A Fuga de Kherson

Lady Bharani – 11 de novembro de 2022


Lady Bharani pergunta a Quantum Bird

Pergunta: Temos acompanhado uma polêmica bastante intensa a respeito do recuo das forças armadas russas da região de Kherson. Alguns analistas o consideram um recuo estratégico russo, enquanto vários comentaristas consideram essa retirada uma derrota tática ou até mesmo estratégica, que poderia custar à Rússia a própria guerra.

Primeiro, qual é a sua visão sobre todo esse hype na mídia e nas redes sociais? E, segundo, levando esse contexto em consideração, você poderia comentar sobre a questão da movimentação russa na antiga Ucrânia?


Quantum Bird: Olá Lady Bharani, muito obrigado por organizar mais esse bate-papo.

Então, todo esse hype sobre a retirada tática da Rússia em Kherson lembra muito a histeria sobre a mesma situação em (Krasny) Liman/Kharkov e, ainda antes disso, o que ocorreu em Lysichansk e etc. Ocorreu de fato diversas vezes já, desde o início da operação militar especial (SMO). Na primeira ou segunda vez, digamos, foi até divertido, mas ultimamente é apenas chato. Vários comentaristas estão hiperventilando todo tipo de asneira, alguns até mesmo anunciando a derrota da Rússia na Ucrânia, enquanto outros a derrocada de Vladimir Putin como Presidente. Enfim, no quadro mais geral, diria que isso, esse tipo de fenômeno, está relacionado ao declínio cognitivo que assola as populações ocidentais, principalmente sua classe dirigente. Pessoas agora aderem a narrativas – essa bactéria pós-modernista hiper-resistente – e, se os fatos, ou melhor, se a realidade não se encaixa na narrativa, azar da realidade e dos fatos. Essa tem sido uma postura bem comum. Pessoalmente, tenho a impressão de que há uma incapacidade bastante difusa de diferenciar a realidade do que acontece nas redes sociais.
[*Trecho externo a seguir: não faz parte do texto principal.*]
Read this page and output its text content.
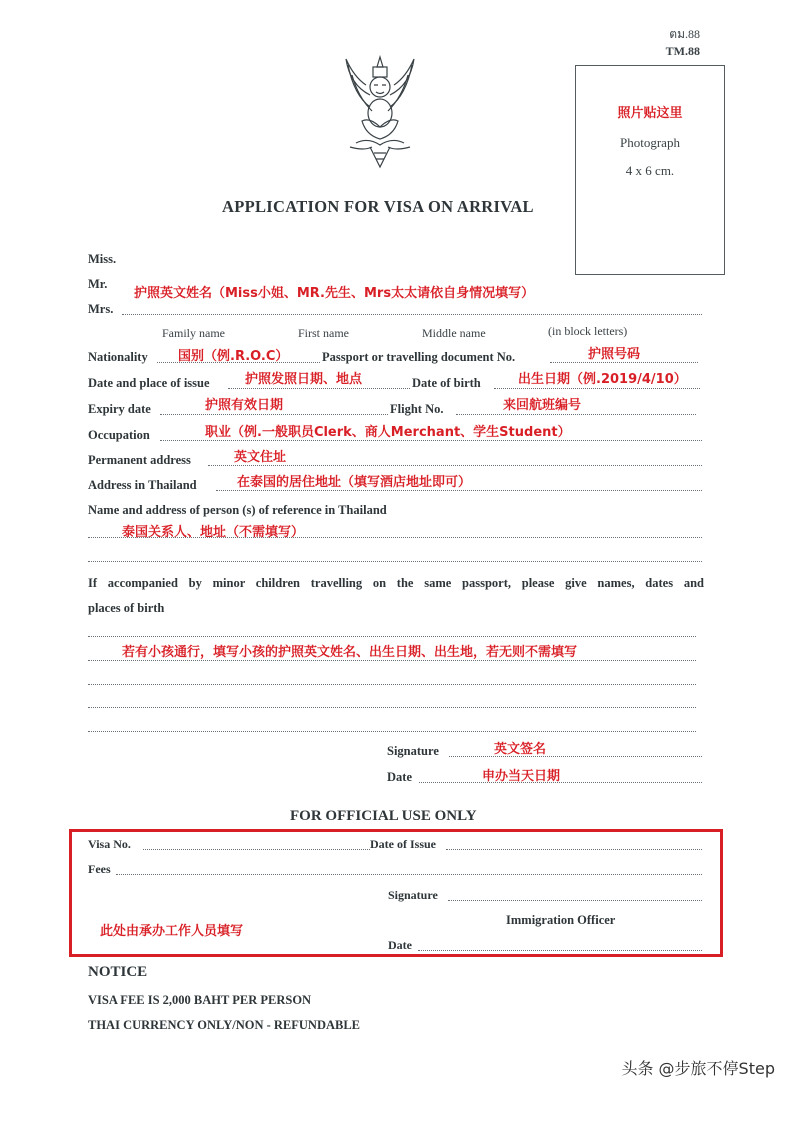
ตม.88
TM.88
APPLICATION FOR VISA ON ARRIVAL
照片贴这里
Photograph
4 x 6 cm.
Miss.
Mr.
护照英文姓名（Miss小姐、MR.先生、Mrs太太请依自身情况填写）
Mrs.
Family name	First name	Middle name	(in block letters)
Nationality 国别（例.R.O.C）	Passport or travelling document No.	护照号码
Date and place of issue	护照发照日期、地点	Date of birth	出生日期（例.2019/4/10）
Expiry date	护照有效日期	Flight No.	来回航班编号
Occupation	职业（例.一般职员Clerk、商人Merchant、学生Student）
Permanent address	英文住址
Address in Thailand	在泰国的居住地址（填写酒店地址即可）
Name and address of person (s) of reference in Thailand
泰国关系人、地址（不需填写）
If accompanied by minor children travelling on the same passport, please give names, dates and
places of birth
若有小孩通行，填写小孩的护照英文姓名、出生日期、出生地，若无则不需填写
Signature	英文签名
Date	申办当天日期
FOR OFFICIAL USE ONLY
Visa No.	Date of Issue
Fees
Signature
Immigration Officer
此处由承办工作人员填写
Date
NOTICE
VISA FEE IS 2,000 BAHT PER PERSON
THAI CURRENCY ONLY/NON - REFUNDABLE
头条 @步旅不停Step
O discurso como a categoria perceptiva primária. Enfim, mais um aspecto [sintoma] daquela conversa que já tivemos sobre colapso de sociedades. Aliás, deixe-me colher e elogiar a fina ironia do título, que penso, remete aquele filme Fuga de Nova York, certo? Genial!!!

Sobre sua segunda questão. Quero deixar bem claro, que eu não fui virologista durante a pandemia e nem me tornei estrategista militar desde que a SMO começou. Ah, e já aviso preventivamente a nossos caros leitores que não serei tão pouco técnico de futebol durante o mundial (Copa) que se aproxima. Dito isto, e partindo do pressuposto bastante razoável de que o comando do Staff Geral das forças armadas da Federação Russa e seus serviços de inteligência sabem ordens de magnitude mais do que eu e que, como sempre suponho, o comportamento passado permanece como um parâmetro válido para se estimar o comportamento futuro, diria que a retirada da margem direita do Dnieper foi muito acertada, considerando o inverno que se aproxima rapidamente e a possível inundação daquela área, que pode resultar da destruição das barragens que regulam o fluxo do rio. A Rússia permanece como o ator decisivo no teatro da antiga Ucrânia. Ela decide e impõe o ritmo e as condições militares e econômicas naquele teatro. Pode retirar-se e reocupar o território que quiser, quando quiser. O que os russos não estão dispostos a fazer é arriscar vidas russas para controlar pedaços de território irrelevantes, que podem ser atingidos de distância segura pela artilharia e drones. Ao longo desse conflito, os russos atuaram sempre de forma racional e calculada – e suas ações se justificaram totalmente todas as vezes no arco do tempo.

Por outro lado, outro modo de entender esse hype e histeria sobre Kherson seria notar que tudo serve para encobrir desenvolvimentos estratégicos profundamente relevantes como o distanciamento da Arábia Saudita da esfera ocidental. O trabalho em progresso para converter a Turquia em um polo de distribuição de energia global. A não-participação, já anunciada, de Putin na cúpula do G20 – Brasil se liga! A Coreia do Norte demonstrando de fato seu status de potência nuclear e os inúmeros desenvolvimentos que sinalizam a derrocada definitiva e inexorável do império anglo-saxão, em todas as esferas. Sugiro aos comentaristas preocupados com Kherson devotarem a sua atenção ao desenrolar da crise sistêmica no Reino Unido e Europa, por exemplo, ou à expulsão dos franceses da África.